Between 2020 and 2022, the Division of Endocrinology at UB’s Clinical Research Center investigated a total of 10 individuals, all of whom had recently received a type 1 diabetes diagnosis during the previous three to six months. The mean HbA1c level (a person’s average blood sugar level over 90 days) at diagnosis was 11.7, significantly beyond the HbA1c standard of 7 or less from the American Diabetes Association.
First, a low dose of semaglutide was administered to the patients, along with mealtime (bolus) and background (basal) insulin. Semaglutide dosage was raised while mealtime insulin was decreased as the study went on to prevent hypoglycemia.
“Within three months, we were able to eliminate all of the mealtime insulin doses for all of the patients,” says Dandona, “and within six months we were able to eliminate basal insulin in 7 of the 10 patients. This was maintained until the end of the 12-month follow-up period.”
The patients’ mean HbA1c decreased over that time to 5.9 at six months and 5.7 at twelve months.

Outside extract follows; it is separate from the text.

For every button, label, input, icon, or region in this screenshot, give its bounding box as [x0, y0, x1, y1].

Using medications for type 2 diabetes to treat type 1 diabetes
Dandona has been curious in whether medications designed to treat type 2 diabetes may also be used to treat type 1 diabetes for more than ten years.
In a study he published in 2011, he and his colleagues became the first to investigate how liraglutide, a different medication for type 2 diabetes, would function in people with type 1 diabetes.
“As we extended this work, we found that a significant proportion of such diabetics still have some insulin reserve in the beta cells of their pancreas,” Dandona explains. “This reserve is most impressive at the time of diagnosis, when 50% of the capacity is still present. This allowed us to hypothesize that semaglutide, which works through stimulation of insulin secretion from the beta cell, could potentially replace mealtime insulin administration.”
The current study’s initial objective was to determine whether semaglutide medication might be used to substitute mealtime insulin in order to lower the insulin dosage, enhance glycemic control, lower the HbA1c, and get rid of potentially harmful blood sugar swings and hypoglycemia.
A proportion of patients had weight loss as a result of the most frequent side effects, which included nausea, vomiting, and appetite suppression. According to Dandona, this result is generally advantageous because 50% of type 1 diabetes patients in the U.S. are overweight or obese.
“As we proceeded with the study, we found that even the dose of basal insulin could be reduced or eliminated altogether in a majority of these patients,” he says. “We were definitely surprised by our findings and also quite excited. If these findings are borne out in larger studies over extended follow-up periods, it could possibly be the most dramatic change in treating type 1 diabetes since the discovery of insulin in 1921.”